Yes, and?

I’m at the point in February where I have to make peace with my plans for the weeklong recess: my to-do list is unbalanced with too many have-to dos and not enough get-to dos. The upshot is that I get to deal with my list while in the sticks of North Carolina, where I’ll have spotty Internet access and can begin to wean myself off Facebook. I schedule this break intentionally every year and I realize I’m usually so frazzled for the first couple of days that I tend to miss the beauty of being somewhere else.

Not this year. Yes, I have stuff to do. I’m goal-oriented, so there’s no doubt I’ll get those tasks accomplished, but I’m going to remind myself that I will NEVER be in the world of done and that I need to slow it down. I’ll go into the nearby small towns, do some leisurely reading at the book store, pick up some gifts for my niece and nephews, some new yarn for yet another project I probably won’t finish…I will enjoy my time.

Oh, and I have to grade the latest set of papers from my students. Rookie move, assigning a paper that was due the day before break. But, they needed the practice…

Crazily (?) enough, I’m most looking forward to embracing a way of responding to student writing that I learned about after attending an NCTE presentation by Katherine Bomer in November. She suggested that rather than entering into a conversation with a piece of student writing by seeing what’s wrong, that instead we start saying yes, and?
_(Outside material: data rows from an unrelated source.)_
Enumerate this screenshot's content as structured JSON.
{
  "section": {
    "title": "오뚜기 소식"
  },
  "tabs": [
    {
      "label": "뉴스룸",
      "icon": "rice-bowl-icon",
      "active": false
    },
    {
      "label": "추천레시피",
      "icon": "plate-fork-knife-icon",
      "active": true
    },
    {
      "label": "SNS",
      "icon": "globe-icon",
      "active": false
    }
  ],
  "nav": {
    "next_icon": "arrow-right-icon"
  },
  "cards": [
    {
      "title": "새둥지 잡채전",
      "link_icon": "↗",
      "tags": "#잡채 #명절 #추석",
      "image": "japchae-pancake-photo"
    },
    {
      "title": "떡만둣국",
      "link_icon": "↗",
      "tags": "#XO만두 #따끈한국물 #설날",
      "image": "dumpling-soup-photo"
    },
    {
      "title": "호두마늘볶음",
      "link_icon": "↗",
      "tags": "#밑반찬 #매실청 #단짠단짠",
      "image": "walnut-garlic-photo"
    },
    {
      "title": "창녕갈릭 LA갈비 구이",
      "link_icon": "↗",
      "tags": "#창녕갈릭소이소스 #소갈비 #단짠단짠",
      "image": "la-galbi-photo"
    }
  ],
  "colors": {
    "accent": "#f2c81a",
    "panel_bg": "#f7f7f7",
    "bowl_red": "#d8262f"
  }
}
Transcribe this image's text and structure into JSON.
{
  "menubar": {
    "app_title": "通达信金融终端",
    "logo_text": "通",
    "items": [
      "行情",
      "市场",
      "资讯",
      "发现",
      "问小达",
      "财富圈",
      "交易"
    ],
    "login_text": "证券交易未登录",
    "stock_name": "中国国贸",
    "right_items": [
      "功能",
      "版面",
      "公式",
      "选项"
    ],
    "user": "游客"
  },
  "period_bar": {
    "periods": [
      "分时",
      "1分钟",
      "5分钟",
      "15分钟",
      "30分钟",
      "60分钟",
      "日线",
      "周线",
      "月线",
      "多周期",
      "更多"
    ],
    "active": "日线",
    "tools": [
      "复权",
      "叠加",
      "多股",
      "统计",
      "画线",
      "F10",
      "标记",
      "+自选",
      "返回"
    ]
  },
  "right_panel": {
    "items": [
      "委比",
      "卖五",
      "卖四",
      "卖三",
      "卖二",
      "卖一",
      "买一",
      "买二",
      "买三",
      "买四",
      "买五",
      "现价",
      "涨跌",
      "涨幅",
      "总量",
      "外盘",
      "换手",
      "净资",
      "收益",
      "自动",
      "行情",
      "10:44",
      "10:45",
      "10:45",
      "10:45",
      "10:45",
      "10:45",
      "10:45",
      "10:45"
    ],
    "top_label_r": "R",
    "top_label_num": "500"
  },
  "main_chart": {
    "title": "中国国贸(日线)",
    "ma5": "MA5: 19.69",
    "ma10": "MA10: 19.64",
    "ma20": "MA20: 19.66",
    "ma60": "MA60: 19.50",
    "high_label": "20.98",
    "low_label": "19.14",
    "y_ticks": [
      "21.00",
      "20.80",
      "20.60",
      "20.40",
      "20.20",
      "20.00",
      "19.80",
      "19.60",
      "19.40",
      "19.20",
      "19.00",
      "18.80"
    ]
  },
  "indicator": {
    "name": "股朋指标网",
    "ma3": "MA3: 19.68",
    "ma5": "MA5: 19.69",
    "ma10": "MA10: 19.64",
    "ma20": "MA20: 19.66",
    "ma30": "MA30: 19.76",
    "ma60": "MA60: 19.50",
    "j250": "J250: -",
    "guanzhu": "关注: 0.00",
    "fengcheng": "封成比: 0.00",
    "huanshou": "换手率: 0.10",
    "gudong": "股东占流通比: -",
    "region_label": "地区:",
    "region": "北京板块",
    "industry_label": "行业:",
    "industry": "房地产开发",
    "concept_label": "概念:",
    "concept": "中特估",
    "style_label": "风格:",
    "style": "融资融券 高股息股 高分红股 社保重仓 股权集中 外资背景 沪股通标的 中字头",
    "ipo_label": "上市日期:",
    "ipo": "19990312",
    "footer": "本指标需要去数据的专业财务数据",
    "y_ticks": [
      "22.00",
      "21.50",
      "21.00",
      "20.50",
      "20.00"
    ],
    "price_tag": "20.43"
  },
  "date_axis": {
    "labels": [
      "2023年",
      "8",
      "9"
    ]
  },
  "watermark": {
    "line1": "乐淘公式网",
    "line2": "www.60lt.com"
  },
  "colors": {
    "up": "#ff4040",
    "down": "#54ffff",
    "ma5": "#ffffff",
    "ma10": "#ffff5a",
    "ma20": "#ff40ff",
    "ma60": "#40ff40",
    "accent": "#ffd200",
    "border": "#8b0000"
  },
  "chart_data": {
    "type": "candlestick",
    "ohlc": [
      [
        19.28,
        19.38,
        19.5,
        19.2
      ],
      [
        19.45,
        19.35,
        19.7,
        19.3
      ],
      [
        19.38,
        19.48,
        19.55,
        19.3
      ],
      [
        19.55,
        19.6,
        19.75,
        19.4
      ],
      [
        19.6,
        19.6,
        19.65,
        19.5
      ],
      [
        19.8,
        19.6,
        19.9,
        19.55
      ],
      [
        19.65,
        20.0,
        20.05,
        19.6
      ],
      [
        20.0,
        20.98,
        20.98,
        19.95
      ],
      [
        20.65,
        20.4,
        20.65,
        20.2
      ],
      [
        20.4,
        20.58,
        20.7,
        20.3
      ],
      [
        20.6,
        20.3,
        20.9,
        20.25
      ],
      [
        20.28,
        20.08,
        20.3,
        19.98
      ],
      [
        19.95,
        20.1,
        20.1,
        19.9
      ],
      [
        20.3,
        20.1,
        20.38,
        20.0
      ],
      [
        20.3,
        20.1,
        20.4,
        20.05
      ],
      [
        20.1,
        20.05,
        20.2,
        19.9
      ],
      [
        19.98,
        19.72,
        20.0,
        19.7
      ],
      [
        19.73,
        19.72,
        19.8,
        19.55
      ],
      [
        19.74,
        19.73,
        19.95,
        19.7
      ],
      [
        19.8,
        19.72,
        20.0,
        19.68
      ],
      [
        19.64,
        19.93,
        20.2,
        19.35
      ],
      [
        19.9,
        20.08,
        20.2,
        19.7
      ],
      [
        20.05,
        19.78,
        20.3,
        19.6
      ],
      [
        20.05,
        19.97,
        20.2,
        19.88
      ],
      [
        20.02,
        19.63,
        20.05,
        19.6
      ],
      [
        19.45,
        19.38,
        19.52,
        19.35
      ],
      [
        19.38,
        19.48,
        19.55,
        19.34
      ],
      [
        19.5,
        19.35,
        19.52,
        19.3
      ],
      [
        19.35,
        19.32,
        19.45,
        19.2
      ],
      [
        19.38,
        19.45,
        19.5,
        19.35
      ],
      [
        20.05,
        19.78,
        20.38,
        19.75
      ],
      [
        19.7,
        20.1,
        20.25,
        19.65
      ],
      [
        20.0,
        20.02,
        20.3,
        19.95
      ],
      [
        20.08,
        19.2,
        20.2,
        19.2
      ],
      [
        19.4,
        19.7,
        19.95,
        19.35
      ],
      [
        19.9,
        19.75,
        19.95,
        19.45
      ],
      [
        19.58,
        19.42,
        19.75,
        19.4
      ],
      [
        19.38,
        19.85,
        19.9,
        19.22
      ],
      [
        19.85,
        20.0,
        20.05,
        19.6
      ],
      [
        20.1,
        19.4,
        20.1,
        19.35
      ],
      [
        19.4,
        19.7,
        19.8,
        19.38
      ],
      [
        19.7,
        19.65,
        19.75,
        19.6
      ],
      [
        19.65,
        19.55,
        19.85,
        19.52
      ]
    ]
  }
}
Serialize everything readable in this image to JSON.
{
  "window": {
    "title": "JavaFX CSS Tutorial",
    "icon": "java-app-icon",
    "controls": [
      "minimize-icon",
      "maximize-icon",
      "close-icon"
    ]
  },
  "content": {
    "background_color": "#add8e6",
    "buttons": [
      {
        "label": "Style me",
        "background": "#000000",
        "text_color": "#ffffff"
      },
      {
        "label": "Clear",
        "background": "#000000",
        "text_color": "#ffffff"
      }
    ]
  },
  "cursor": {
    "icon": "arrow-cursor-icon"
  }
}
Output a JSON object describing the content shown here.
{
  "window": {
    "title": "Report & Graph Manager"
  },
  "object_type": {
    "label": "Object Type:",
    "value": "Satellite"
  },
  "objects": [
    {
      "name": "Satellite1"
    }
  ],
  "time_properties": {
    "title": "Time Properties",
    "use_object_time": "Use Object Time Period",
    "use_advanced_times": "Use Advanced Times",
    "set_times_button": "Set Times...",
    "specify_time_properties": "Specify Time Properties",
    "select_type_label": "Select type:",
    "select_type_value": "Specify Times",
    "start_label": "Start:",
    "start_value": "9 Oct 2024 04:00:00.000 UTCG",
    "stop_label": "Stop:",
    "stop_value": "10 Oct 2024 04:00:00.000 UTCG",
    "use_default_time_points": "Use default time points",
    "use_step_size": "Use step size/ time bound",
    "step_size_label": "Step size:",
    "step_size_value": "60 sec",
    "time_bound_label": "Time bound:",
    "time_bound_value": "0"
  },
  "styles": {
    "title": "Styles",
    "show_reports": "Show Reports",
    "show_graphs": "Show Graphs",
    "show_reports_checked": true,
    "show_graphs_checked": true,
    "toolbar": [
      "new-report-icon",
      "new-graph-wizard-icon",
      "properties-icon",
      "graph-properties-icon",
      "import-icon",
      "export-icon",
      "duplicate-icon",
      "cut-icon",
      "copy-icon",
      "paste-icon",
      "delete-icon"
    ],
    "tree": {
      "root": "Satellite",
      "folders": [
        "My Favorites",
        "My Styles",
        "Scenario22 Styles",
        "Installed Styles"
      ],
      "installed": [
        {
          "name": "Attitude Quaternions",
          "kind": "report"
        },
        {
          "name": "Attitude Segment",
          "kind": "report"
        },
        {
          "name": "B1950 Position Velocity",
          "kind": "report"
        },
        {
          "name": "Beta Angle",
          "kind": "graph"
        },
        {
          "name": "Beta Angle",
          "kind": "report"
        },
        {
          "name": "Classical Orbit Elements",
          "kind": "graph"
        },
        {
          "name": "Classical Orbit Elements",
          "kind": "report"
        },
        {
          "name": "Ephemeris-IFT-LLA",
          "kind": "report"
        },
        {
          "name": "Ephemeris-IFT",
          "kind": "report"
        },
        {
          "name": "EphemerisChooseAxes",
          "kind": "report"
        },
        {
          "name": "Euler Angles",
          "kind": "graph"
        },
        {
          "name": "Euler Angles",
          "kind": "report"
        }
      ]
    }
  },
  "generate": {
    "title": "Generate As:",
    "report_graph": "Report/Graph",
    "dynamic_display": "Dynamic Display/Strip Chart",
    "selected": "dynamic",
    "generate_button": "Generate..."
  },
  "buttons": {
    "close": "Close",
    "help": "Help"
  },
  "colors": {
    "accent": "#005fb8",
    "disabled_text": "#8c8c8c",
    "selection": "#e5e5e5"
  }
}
Yes, you’re making this point…and what else might you add to help the reader understand why it matters, for example.

I tend to be relatively encouraging with young writers, but, there are times when I know I’m too brusque, or too vague (imagine that), or too caught up in my own writing that I can potentially shut out a writer. And working with adolescent writers is difficult, particularly if they think they aren’t great writers in the first place. 

Yes, and? allows me to check myself. So, when I’m writing a comment in the margin via Google docs (the way I respond to most drafts now), I’m more likely to write yes, and? rather than something less inviting. Yes, and? is an invitation, as it were, to say more, to expand on ideas, to illuminate relevance. To keep writing. That’s the ultimate goal, actually. 

Thus, I like this way of interacting with their writing, a way of responding that is both validating and encouraging for students, and  a reminder for me to keep the doors open for the writing improvement that inevitably happens if you just keep working on improvement…yes, I’m interested in what you have to say and the myriad ways you might say it.